School of Engineering and Materials Science
Research Student Awards
PhD Thesis: The biochemical evaluation of chronic venous ulcers in the clinical setting
Author: JAMES, T
Supervisor(s): Dan Bader
Chronic venous ulceration is a poorly understood condition that affects a significant proportion of the elderly. This thesis investigates the role of oxidative stress in venous ulceration by analysing chronic wound fluid collected from patients attending a leg ulcer clinic.
A standardised technique for wound fluid collection has been developed and then used to obtain material that is analysed with a series of standard and novel biochemical assays. The results of these investigations support the theory that chronic wound fluid is a plasma-derived material the composition of which is influenced by local cellular and biochemical activity. It is considered to be representative of the wound milieu.
The antioxidant characteristics of chronic wound fluid are observed to share some characteristics with plasma. However, in addition to a significant contribution from albumin and uric acid, it would appear that some components of the antioxidant system are up-regulated including the enzyme glutathione reductase. The elevated activity of this enzyme contributes to the maintenance of wound fluid thiol levels.

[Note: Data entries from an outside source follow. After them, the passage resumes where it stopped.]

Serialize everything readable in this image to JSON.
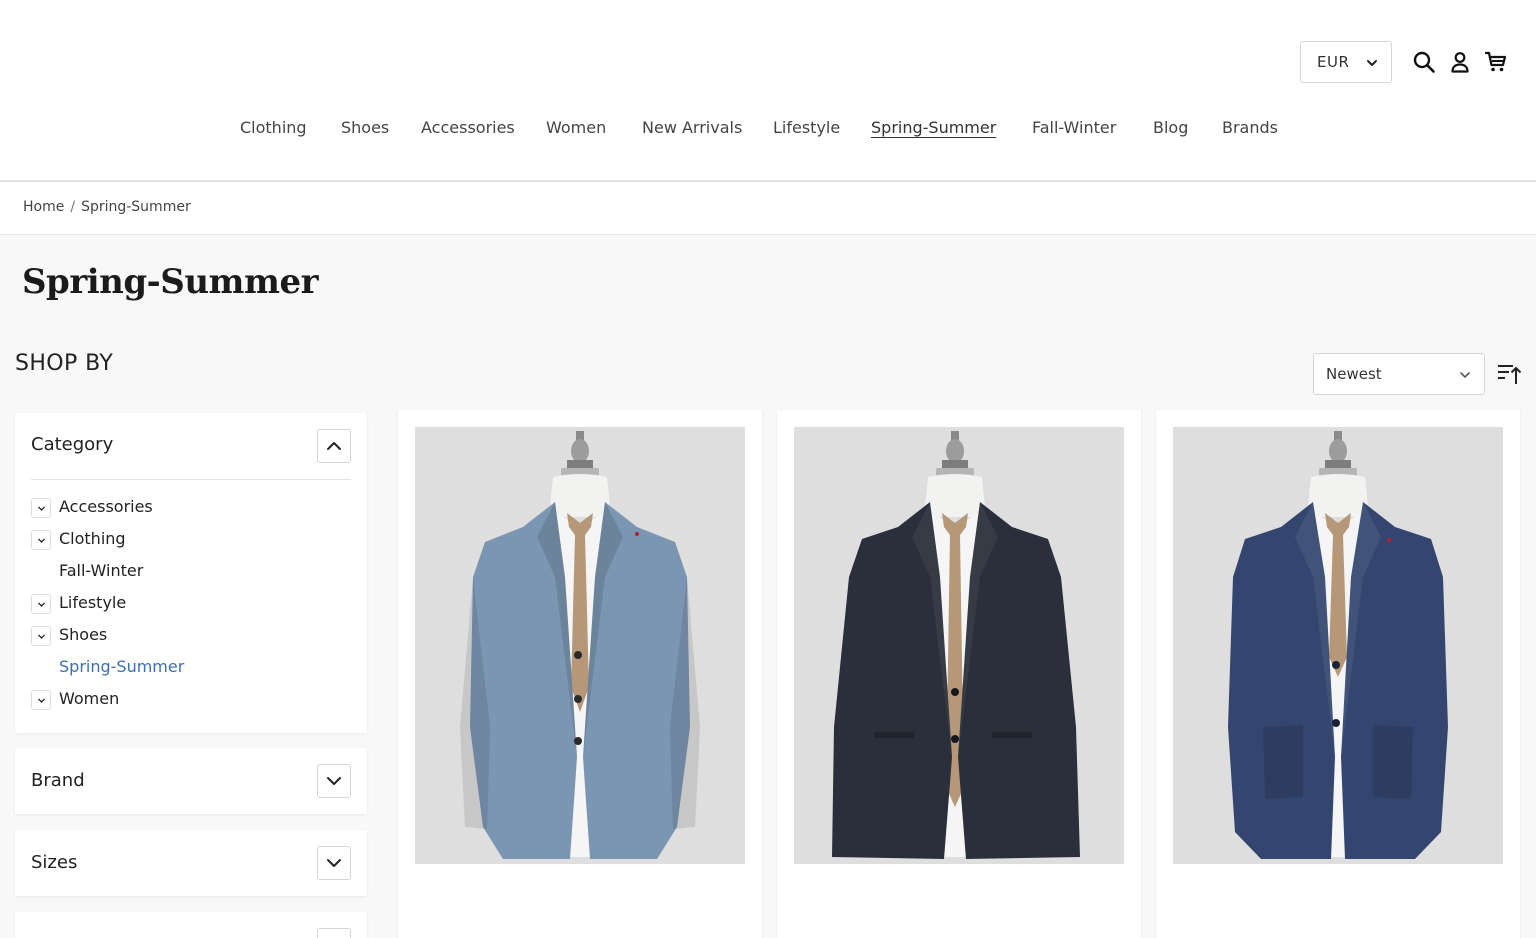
{
  "header": {
    "currency": "EUR",
    "icons": [
      "search-icon",
      "account-icon",
      "cart-icon"
    ]
  },
  "nav": {
    "items": [
      {
        "label": "Clothing"
      },
      {
        "label": "Shoes"
      },
      {
        "label": "Accessories"
      },
      {
        "label": "Women"
      },
      {
        "label": "New Arrivals"
      },
      {
        "label": "Lifestyle"
      },
      {
        "label": "Spring-Summer",
        "active": true
      },
      {
        "label": "Fall-Winter"
      },
      {
        "label": "Blog"
      },
      {
        "label": "Brands"
      }
    ]
  },
  "breadcrumb": {
    "home": "Home",
    "separator": "/",
    "current": "Spring-Summer"
  },
  "page": {
    "title": "Spring-Summer"
  },
  "sidebar": {
    "heading": "SHOP BY",
    "category": {
      "title": "Category",
      "expanded": true,
      "items": [
        {
          "label": "Accessories",
          "expandable": true
        },
        {
          "label": "Clothing",
          "expandable": true
        },
        {
          "label": "Fall-Winter",
          "expandable": false
        },
        {
          "label": "Lifestyle",
          "expandable": true
        },
        {
          "label": "Shoes",
          "expandable": true
        },
        {
          "label": "Spring-Summer",
          "expandable": false,
          "active": true
        },
        {
          "label": "Women",
          "expandable": true
        }
      ]
    },
    "filters": [
      {
        "title": "Brand",
        "expanded": false
      },
      {
        "title": "Sizes",
        "expanded": false
      }
    ]
  },
  "sort": {
    "selected": "Newest"
  },
  "products": [
    {
      "image": "light blue check blazer on mannequin",
      "jacket_color": "#7b96b2"
    },
    {
      "image": "dark navy blazer on mannequin",
      "jacket_color": "#2a2f3b"
    },
    {
      "image": "navy blue blazer on mannequin",
      "jacket_color": "#34466f"
    }
  ],
  "colors": {
    "accent": "#3d6fb0",
    "background": "#f8f8f8",
    "photo_bg": "#dededf"
  }
}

The allantoin: uric acid ratio (AUR), a marker of oxidative stress, is significantly elevated in wound fluid compared to plasma. Similarly, another marker of oxidative stress, the advanced oxidation protein products measure (AOPP), closely linked to oxidative modification of proteins, is also elevated. Both observations support the hypothesis that oxidative stress is contributory to venous ulceration. The concentration of hypoxanthine, xanthine and neutrophil elastase are all significantly higher in chronic would fluid compared to plasma, suggesting that both ischaemia-reperfusion and neutrophils as possible sources for the oxidative stress observed. These observations are consistent with hypotheses implicating while cell trapping in tissue with compromised venous function.